LEXINGTON When patients present with neuromusculoskeletal pain, determining the cause or source of the pain is an essential first step before determining which provider should treat it.
Consider the classic example of the automobile accident.
After a car wreck, the patient goes to the ER, gets a muscle relaxant, and makes an appointment with their primary care doctor. Primary care refers the patient to a neurosurgeon or orthopedic surgeon. A few short moments into the examination, the surgeon realizes the patient’s condition is nonsurgical, so the patient is prescribed physical therapy and sent back to primary care. Following therapy, the pain persists, but now the patient feels frustrated having been bounced back and forth between providers without ever really addressing the source of the pain.
A better model for the diagnosis and treatment of nonsurgical neuromusculoskeletal pain exists in outpatient physiatry, where doctors of physical medicine and rehabilitation (PMR) determine why patients experience these pervasive pain syndromes. When the cause is determined to be nonsurgical, the physiatrist then manages the treatment plan himself.
When community need demands it, the number of cases presenting with nonsurgical neuromusculoskeletal pain can be quite high. The vast majority of patients who present to an orthopedic or neurosurgical specialist with pain will ultimately not require surgery, depending of course on the progressive or chronic nature of the underlying disease.

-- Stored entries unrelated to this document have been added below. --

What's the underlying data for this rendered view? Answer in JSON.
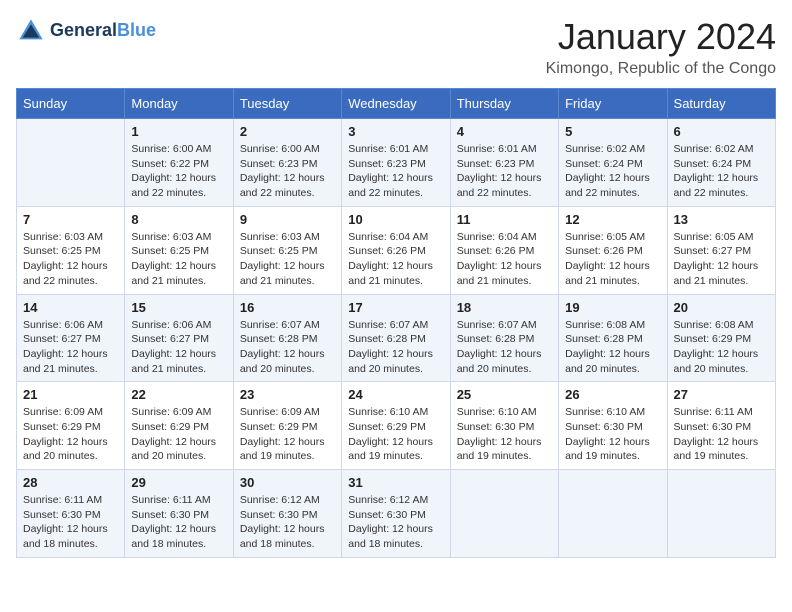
{
  "header": {
    "logo_line1": "General",
    "logo_line2": "Blue",
    "month_year": "January 2024",
    "location": "Kimongo, Republic of the Congo"
  },
  "days_of_week": [
    "Sunday",
    "Monday",
    "Tuesday",
    "Wednesday",
    "Thursday",
    "Friday",
    "Saturday"
  ],
  "weeks": [
    [
      {
        "day": "",
        "sunrise": "",
        "sunset": "",
        "daylight": ""
      },
      {
        "day": "1",
        "sunrise": "Sunrise: 6:00 AM",
        "sunset": "Sunset: 6:22 PM",
        "daylight": "Daylight: 12 hours and 22 minutes."
      },
      {
        "day": "2",
        "sunrise": "Sunrise: 6:00 AM",
        "sunset": "Sunset: 6:23 PM",
        "daylight": "Daylight: 12 hours and 22 minutes."
      },
      {
        "day": "3",
        "sunrise": "Sunrise: 6:01 AM",
        "sunset": "Sunset: 6:23 PM",
        "daylight": "Daylight: 12 hours and 22 minutes."
      },
      {
        "day": "4",
        "sunrise": "Sunrise: 6:01 AM",
        "sunset": "Sunset: 6:23 PM",
        "daylight": "Daylight: 12 hours and 22 minutes."
      },
      {
        "day": "5",
        "sunrise": "Sunrise: 6:02 AM",
        "sunset": "Sunset: 6:24 PM",
        "daylight": "Daylight: 12 hours and 22 minutes."
      },
      {
        "day": "6",
        "sunrise": "Sunrise: 6:02 AM",
        "sunset": "Sunset: 6:24 PM",
        "daylight": "Daylight: 12 hours and 22 minutes."
      }
    ],
    [
      {
        "day": "7",
        "sunrise": "Sunrise: 6:03 AM",
        "sunset": "Sunset: 6:25 PM",
        "daylight": "Daylight: 12 hours and 22 minutes."
      },
      {
        "day": "8",
        "sunrise": "Sunrise: 6:03 AM",
        "sunset": "Sunset: 6:25 PM",
        "daylight": "Daylight: 12 hours and 21 minutes."
      },
      {
        "day": "9",
        "sunrise": "Sunrise: 6:03 AM",
        "sunset": "Sunset: 6:25 PM",
        "daylight": "Daylight: 12 hours and 21 minutes."
      },
      {
        "day": "10",
        "sunrise": "Sunrise: 6:04 AM",
        "sunset": "Sunset: 6:26 PM",
        "daylight": "Daylight: 12 hours and 21 minutes."
      },
      {
        "day": "11",
        "sunrise": "Sunrise: 6:04 AM",
        "sunset": "Sunset: 6:26 PM",
        "daylight": "Daylight: 12 hours and 21 minutes."
      },
      {
        "day": "12",
        "sunrise": "Sunrise: 6:05 AM",
        "sunset": "Sunset: 6:26 PM",
        "daylight": "Daylight: 12 hours and 21 minutes."
      },
      {
        "day": "13",
        "sunrise": "Sunrise: 6:05 AM",
        "sunset": "Sunset: 6:27 PM",
        "daylight": "Daylight: 12 hours and 21 minutes."
      }
    ],
    [
      {
        "day": "14",
        "sunrise": "Sunrise: 6:06 AM",
        "sunset": "Sunset: 6:27 PM",
        "daylight": "Daylight: 12 hours and 21 minutes."
      },
      {
        "day": "15",
        "sunrise": "Sunrise: 6:06 AM",
        "sunset": "Sunset: 6:27 PM",
        "daylight": "Daylight: 12 hours and 21 minutes."
      },
      {
        "day": "16",
        "sunrise": "Sunrise: 6:07 AM",
        "sunset": "Sunset: 6:28 PM",
        "daylight": "Daylight: 12 hours and 20 minutes."
      },
      {
        "day": "17",
        "sunrise": "Sunrise: 6:07 AM",
        "sunset": "Sunset: 6:28 PM",
        "daylight": "Daylight: 12 hours and 20 minutes."
      },
      {
        "day": "18",
        "sunrise": "Sunrise: 6:07 AM",
        "sunset": "Sunset: 6:28 PM",
        "daylight": "Daylight: 12 hours and 20 minutes."
      },
      {
        "day": "19",
        "sunrise": "Sunrise: 6:08 AM",
        "sunset": "Sunset: 6:28 PM",
        "daylight": "Daylight: 12 hours and 20 minutes."
      },
      {
        "day": "20",
        "sunrise": "Sunrise: 6:08 AM",
        "sunset": "Sunset: 6:29 PM",
        "daylight": "Daylight: 12 hours and 20 minutes."
      }
    ],
    [
      {
        "day": "21",
        "sunrise": "Sunrise: 6:09 AM",
        "sunset": "Sunset: 6:29 PM",
        "daylight": "Daylight: 12 hours and 20 minutes."
      },
      {
        "day": "22",
        "sunrise": "Sunrise: 6:09 AM",
        "sunset": "Sunset: 6:29 PM",
        "daylight": "Daylight: 12 hours and 20 minutes."
      },
      {
        "day": "23",
        "sunrise": "Sunrise: 6:09 AM",
        "sunset": "Sunset: 6:29 PM",
        "daylight": "Daylight: 12 hours and 19 minutes."
      },
      {
        "day": "24",
        "sunrise": "Sunrise: 6:10 AM",
        "sunset": "Sunset: 6:29 PM",
        "daylight": "Daylight: 12 hours and 19 minutes."
      },
      {
        "day": "25",
        "sunrise": "Sunrise: 6:10 AM",
        "sunset": "Sunset: 6:30 PM",
        "daylight": "Daylight: 12 hours and 19 minutes."
      },
      {
        "day": "26",
        "sunrise": "Sunrise: 6:10 AM",
        "sunset": "Sunset: 6:30 PM",
        "daylight": "Daylight: 12 hours and 19 minutes."
      },
      {
        "day": "27",
        "sunrise": "Sunrise: 6:11 AM",
        "sunset": "Sunset: 6:30 PM",
        "daylight": "Daylight: 12 hours and 19 minutes."
      }
    ],
    [
      {
        "day": "28",
        "sunrise": "Sunrise: 6:11 AM",
        "sunset": "Sunset: 6:30 PM",
        "daylight": "Daylight: 12 hours and 18 minutes."
      },
      {
        "day": "29",
        "sunrise": "Sunrise: 6:11 AM",
        "sunset": "Sunset: 6:30 PM",
        "daylight": "Daylight: 12 hours and 18 minutes."
      },
      {
        "day": "30",
        "sunrise": "Sunrise: 6:12 AM",
        "sunset": "Sunset: 6:30 PM",
        "daylight": "Daylight: 12 hours and 18 minutes."
      },
      {
        "day": "31",
        "sunrise": "Sunrise: 6:12 AM",
        "sunset": "Sunset: 6:30 PM",
        "daylight": "Daylight: 12 hours and 18 minutes."
      },
      {
        "day": "",
        "sunrise": "",
        "sunset": "",
        "daylight": ""
      },
      {
        "day": "",
        "sunrise": "",
        "sunset": "",
        "daylight": ""
      },
      {
        "day": "",
        "sunrise": "",
        "sunset": "",
        "daylight": ""
      }
    ]
  ]
}
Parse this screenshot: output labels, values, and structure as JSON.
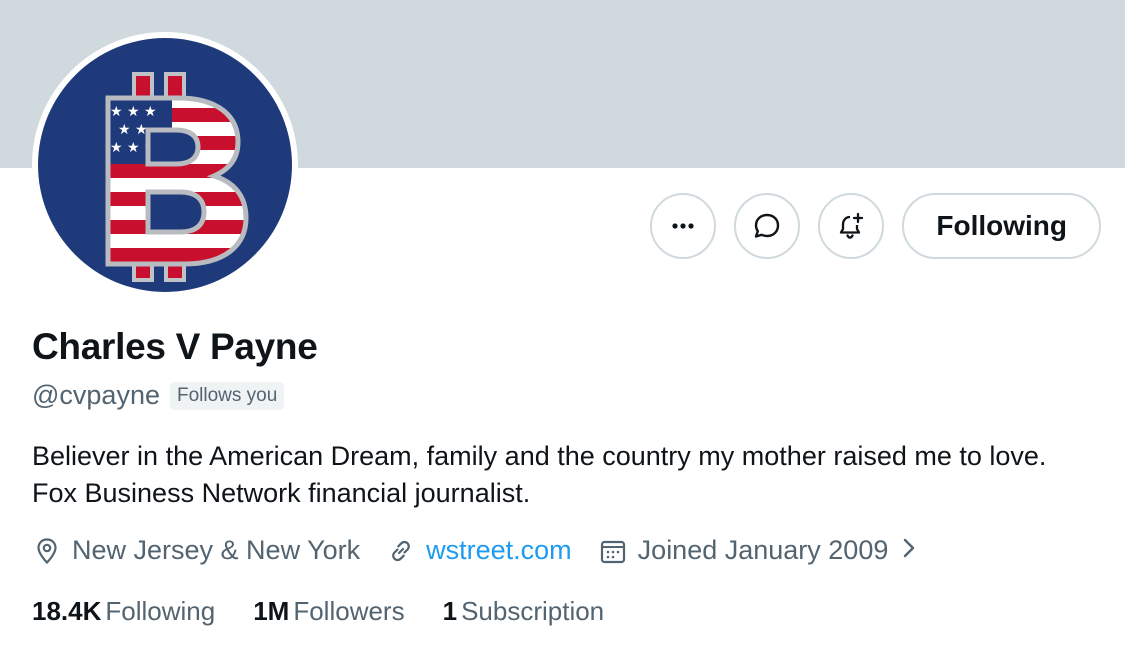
{
  "profile": {
    "name": "Charles V Payne",
    "handle": "@cvpayne",
    "follows_you": "Follows you",
    "bio": "Believer in the American Dream, family and the country my mother raised me to love. Fox Business Network financial journalist.",
    "location": "New Jersey & New York",
    "website": "wstreet.com",
    "joined": "Joined January 2009"
  },
  "actions": {
    "more_icon": "more-icon",
    "message_icon": "message-icon",
    "notify_icon": "bell-plus-icon",
    "follow_label": "Following"
  },
  "stats": {
    "following_count": "18.4K",
    "following_label": "Following",
    "followers_count": "1M",
    "followers_label": "Followers",
    "subscriptions_count": "1",
    "subscriptions_label": "Subscription"
  },
  "colors": {
    "banner": "#cfd9de",
    "link": "#1d9bf0",
    "secondary_text": "#536471",
    "avatar_bg": "#1e3a7b",
    "flag_red": "#c8102e"
  }
}
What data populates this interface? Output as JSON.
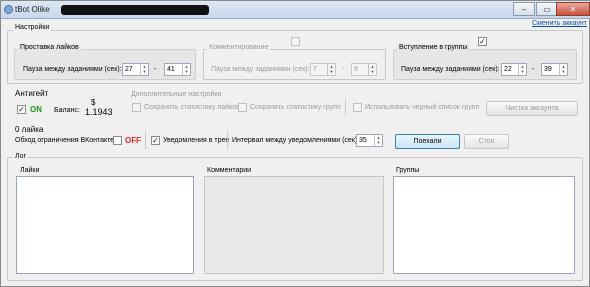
{
  "window": {
    "title": "tBot Olike",
    "buttons": {
      "minimize": "–",
      "maximize": "▭",
      "close": "✕"
    }
  },
  "header": {
    "change_account": "Сменить аккаунт"
  },
  "settings": {
    "group_label": "Настройки",
    "likes": {
      "label": "Проставка лайков",
      "pause_label": "Пауза между заданиями (сек):",
      "from": "27",
      "to": "41",
      "dash": "-"
    },
    "comments": {
      "label": "Комментирование",
      "pause_label": "Пауза между заданиями (сек):",
      "from": "7",
      "to": "9",
      "dash": "-",
      "enabled": false
    },
    "groups": {
      "label": "Вступление в группы",
      "pause_label": "Пауза между заданиями (сек):",
      "from": "22",
      "to": "39",
      "dash": "-",
      "enabled": true,
      "check": "✓"
    }
  },
  "antiban": {
    "label": "Антигейт",
    "on_label": "ON",
    "check": "✓",
    "balance_label": "Баланс:",
    "balance_currency": "$",
    "balance_value": "1.1943"
  },
  "extra": {
    "label": "Дополнительные настройки",
    "save_likes": "Сохранять статистику лайков",
    "save_groups": "Сохранять статистику групп",
    "blacklist": "Использовать черный список групп",
    "clean_account": "Чистка аккаунта"
  },
  "limits": {
    "likes_count": "0 лайка",
    "bypass_label": "Обход ограничения ВКонтакте",
    "off_label": "OFF",
    "tray_label": "Уведомления в трее",
    "tray_check": "✓",
    "interval_label": "Интервал между уведомлениями (сек):",
    "interval_value": "35",
    "start_button": "Поехали",
    "stop_button": "Стоп"
  },
  "log": {
    "label": "Лог",
    "likes": "Лайки",
    "comments": "Комментарии",
    "groups": "Группы"
  }
}
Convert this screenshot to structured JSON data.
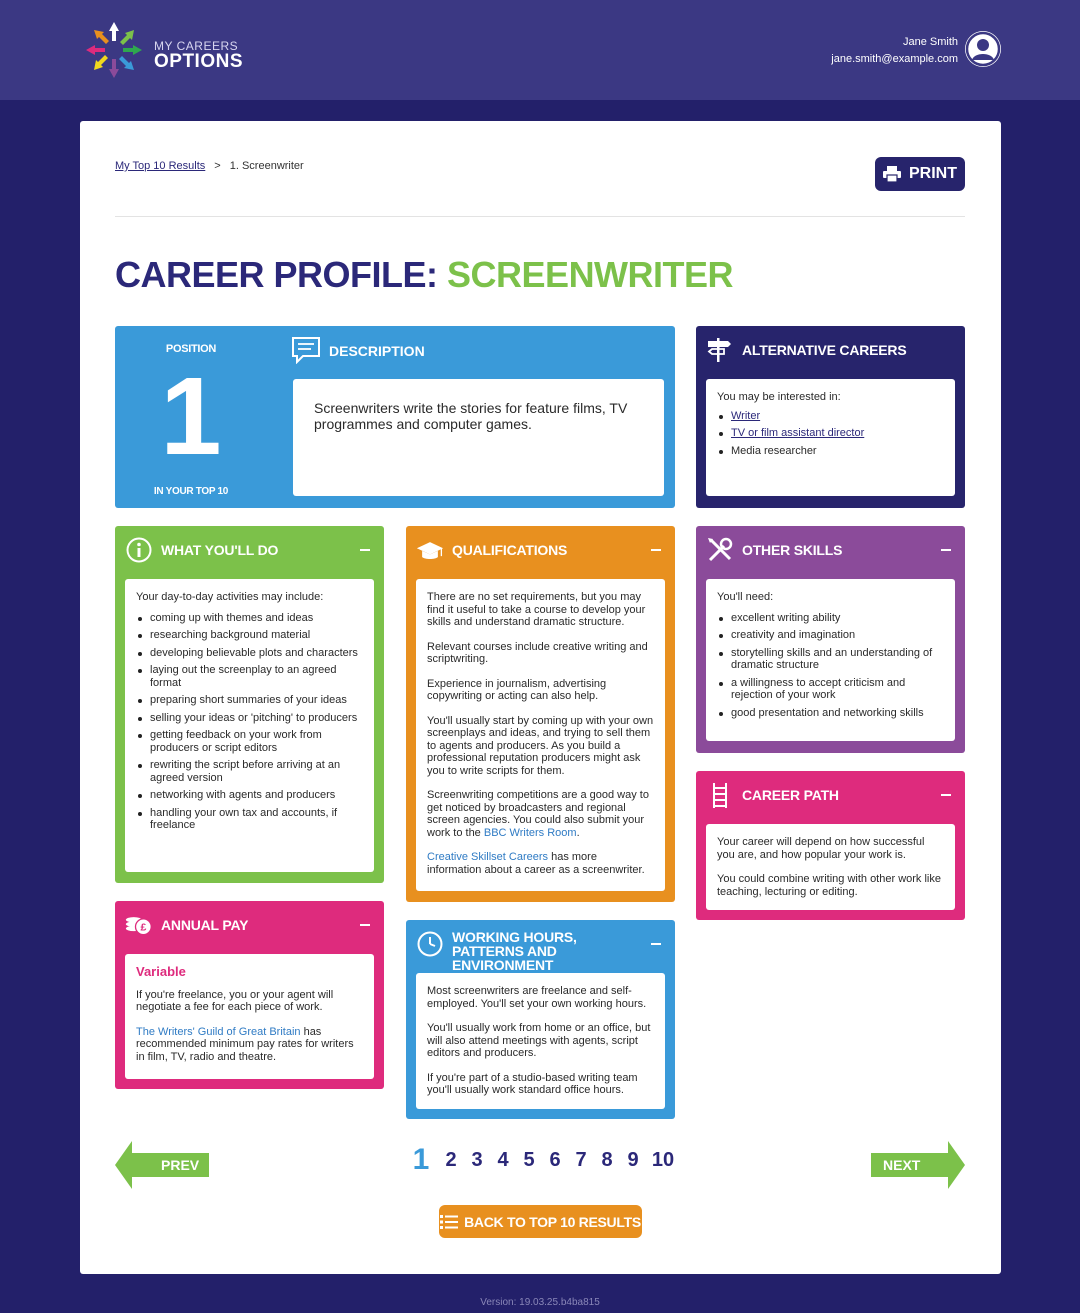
{
  "header": {
    "logo_line1": "MY CAREERS",
    "logo_line2": "OPTIONS",
    "user_name": "Jane Smith",
    "user_email": "jane.smith@example.com"
  },
  "breadcrumb": {
    "parent": "My Top 10 Results",
    "separator": ">",
    "current": "1. Screenwriter"
  },
  "print_label": "PRINT",
  "title": {
    "prefix": "CAREER PROFILE:",
    "career": "SCREENWRITER"
  },
  "position": {
    "label": "POSITION",
    "number": "1",
    "sub": "IN YOUR TOP 10"
  },
  "description": {
    "heading": "DESCRIPTION",
    "text": "Screenwriters write the stories for feature films, TV programmes and computer games."
  },
  "alternative_careers": {
    "heading": "ALTERNATIVE CAREERS",
    "intro": "You may be interested in:",
    "items": [
      {
        "label": "Writer",
        "link": true
      },
      {
        "label": "TV or film assistant director",
        "link": true
      },
      {
        "label": "Media researcher",
        "link": false
      }
    ]
  },
  "what_youll_do": {
    "heading": "WHAT YOU'LL DO",
    "intro": "Your day-to-day activities may include:",
    "items": [
      "coming up with themes and ideas",
      "researching background material",
      "developing believable plots and characters",
      "laying out the screenplay to an agreed format",
      "preparing short summaries of your ideas",
      "selling your ideas or 'pitching' to producers",
      "getting feedback on your work from producers or script editors",
      "rewriting the script before arriving at an agreed version",
      "networking with agents and producers",
      "handling your own tax and accounts, if freelance"
    ]
  },
  "qualifications": {
    "heading": "QUALIFICATIONS",
    "p1": "There are no set requirements, but you may find it useful to take a course to develop your skills and understand dramatic structure.",
    "p2": "Relevant courses include creative writing and scriptwriting.",
    "p3": "Experience in journalism, advertising copywriting or acting can also help.",
    "p4": "You'll usually start by coming up with your own screenplays and ideas, and trying to sell them to agents and producers. As you build a professional reputation producers might ask you to write scripts for them.",
    "p5_text": "Screenwriting competitions are a good way to get noticed by broadcasters and regional screen agencies. You could also submit your work to the ",
    "p5_link": "BBC Writers Room",
    "p5_end": ".",
    "p6_link": "Creative Skillset Careers",
    "p6_text": " has more information about a career as a screenwriter."
  },
  "other_skills": {
    "heading": "OTHER SKILLS",
    "intro": "You'll need:",
    "items": [
      "excellent writing ability",
      "creativity and imagination",
      "storytelling skills and an understanding of dramatic structure",
      "a willingness to accept criticism and rejection of your work",
      "good presentation and networking skills"
    ]
  },
  "career_path": {
    "heading": "CAREER PATH",
    "p1": "Your career will depend on how successful you are, and how popular your work is.",
    "p2": "You could combine writing with other work like teaching, lecturing or editing."
  },
  "annual_pay": {
    "heading": "ANNUAL PAY",
    "amount": "Variable",
    "p1": "If you're freelance, you or your agent will negotiate a fee for each piece of work.",
    "p2_link": "The Writers' Guild of Great Britain",
    "p2_text": " has recommended minimum pay rates for writers in film, TV, radio and theatre."
  },
  "working_hours": {
    "heading": "WORKING HOURS, PATTERNS AND ENVIRONMENT",
    "p1": "Most screenwriters are freelance and self-employed. You'll set your own working hours.",
    "p2": "You'll usually work from home or an office, but will also attend meetings with agents, script editors and producers.",
    "p3": "If you're part of a studio-based writing team you'll usually work standard office hours."
  },
  "navigation": {
    "prev": "PREV",
    "next": "NEXT",
    "pages": [
      "1",
      "2",
      "3",
      "4",
      "5",
      "6",
      "7",
      "8",
      "9",
      "10"
    ],
    "current_page": "1",
    "back_label": "BACK TO TOP 10 RESULTS"
  },
  "version": "Version: 19.03.25.b4ba815",
  "colors": {
    "background": "#23206a",
    "header": "#3b3883",
    "navy": "#2b2879",
    "green": "#7cc14a",
    "blue": "#3a9ad9",
    "orange": "#e8901f",
    "purple": "#8b4b9a",
    "pink": "#de2b7d"
  },
  "icons": [
    "user-avatar-icon",
    "printer-icon",
    "speech-bubble-icon",
    "signpost-icon",
    "info-icon",
    "graduation-cap-icon",
    "tools-icon",
    "ladder-icon",
    "coins-icon",
    "clock-icon",
    "list-icon",
    "left-arrow-icon",
    "right-arrow-icon"
  ]
}
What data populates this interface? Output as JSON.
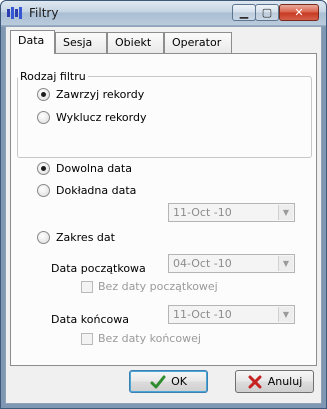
{
  "window": {
    "title": "Filtry"
  },
  "tabs": [
    {
      "label": "Data",
      "active": true
    },
    {
      "label": "Sesja",
      "active": false
    },
    {
      "label": "Obiekt",
      "active": false
    },
    {
      "label": "Operator",
      "active": false
    }
  ],
  "filter_type": {
    "legend": "Rodzaj filtru",
    "options": [
      {
        "label": "Zawrzyj rekordy",
        "checked": true
      },
      {
        "label": "Wyklucz rekordy",
        "checked": false
      }
    ]
  },
  "date_mode": {
    "any": {
      "label": "Dowolna data",
      "checked": true
    },
    "exact": {
      "label": "Dokładna data",
      "checked": false,
      "value": "11-Oct -10"
    },
    "range": {
      "label": "Zakres dat",
      "checked": false
    }
  },
  "range": {
    "start_label": "Data początkowa",
    "start_value": "04-Oct -10",
    "no_start_label": "Bez daty początkowej",
    "end_label": "Data końcowa",
    "end_value": "11-Oct -10",
    "no_end_label": "Bez daty końcowej"
  },
  "buttons": {
    "ok": "OK",
    "cancel": "Anuluj"
  },
  "colors": {
    "ok_check": "#2e8b2e",
    "cancel_x": "#c62020",
    "title_bar": "#b9cadb"
  }
}
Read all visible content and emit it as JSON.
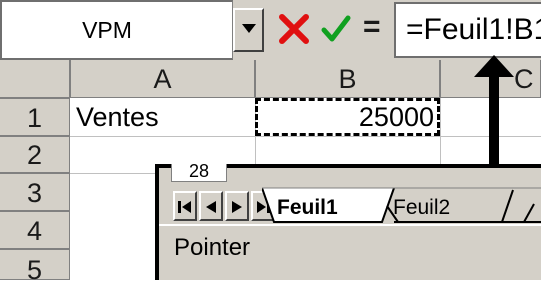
{
  "name_box": {
    "value": "VPM"
  },
  "formula_bar": {
    "cancel_icon": "x-icon",
    "enter_icon": "check-icon",
    "equals": "=",
    "formula": "=Feuil1!B1"
  },
  "grid": {
    "columns": [
      "A",
      "B",
      "C"
    ],
    "rows": [
      "1",
      "2",
      "3",
      "4",
      "5"
    ],
    "cells": {
      "A1": "Ventes",
      "B1": "25000"
    }
  },
  "sheet_tabs": {
    "hidden_row": "28",
    "tabs": [
      "Feuil1",
      "Feuil2"
    ],
    "active_tab": "Feuil1"
  },
  "status_bar": {
    "mode": "Pointer"
  },
  "colors": {
    "cancel": "#e01010",
    "enter": "#10a020",
    "chrome": "#d4d0c8"
  }
}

An innovative way to address this high volume of nonsurgical cases, and thus freeing surgeons to do what they do best, is to combine outpatient physiatry with the specialty care clinic. That is what Kentucky Orthopedic and Hand Surgeons, PSC (KOHS) did in 2011 when a community needs assessment by Central Baptist Hospital showed a strong demand for physiatry services in the Bluegrass.
KOHS’s outpatient physiatry clinic, led by George P. Boucher, MD, is helping to reshape the nonsurgical pain experience for both patients and the primary care doctors who refer them. Similarly, his surgical colleagues also benefit from the physiatrist’s role in stitching together the care continuum for nonsurgical cases.
Take for example what happens when a patient comes into KOHS with hand pain. As is tradition, the patient sees Dr. Einbecker, the group’s hand surgeon. After initial examination, the patient travels down the hall to Boucher’s clinic, where he performs EMG and nerve conduction studies as part of the diagnostic workup.
“Everyone benefits,” says Boucher. “While I do the EMG, Dr. Einbecker carries on with his patient load. The current patient enjoys the convenience of a one-stop shop for her hand pain, and Dr. Einbecker and I are able to consult on the spot if there are any questions about the diagnostic testing. Continuity – that’s my niche.”
Historically one of the most challenging neuromusculoskeletal pain conditions to treat – myofascial pain – can be treated quite satisfactorily in the outpatient physiatry clinic.
Like the patient with whiplash from our car wreck example, myofascial pain is a condition in which muscle and connective tissue are taut and severely contracted. The resulting tender point, or trigger point, is easily identified and reproducible.
Many times, myofascial neck pain begins to refer pain down the arm, into the shoulder, or into the head. Headaches may occur. Boucher finds several treatments to be effective in providing lasting relief from this kind of pain. Steroid injections, botox, or a local anesthetic may be considered. Often, Boucher prescribes topical medications made by a compounding pharmacist.
“For myofascial situations, I add a muscle relaxant or two, an anti-inflammatory, and a nerve medication or two. The nice thing about these topical compounds is that there is no risk. Even the most benign oral medication, overtime, poses a risk,” he says. “I try to construct a treatment plan with the most benefit and the least risk.”
Overall, Boucher finds that his role in PMR is to provide specialized management and TLC. “Chronic pain is like diabetes,” he says. “It is something that patients have to manage every day. Pain reduction is important, however, the more realistic goal also focuses on improved function and quality of life.”
Boucher has a prescription. “When I give people time to form a relationship with me,” he says, “it is as helpful as anything.”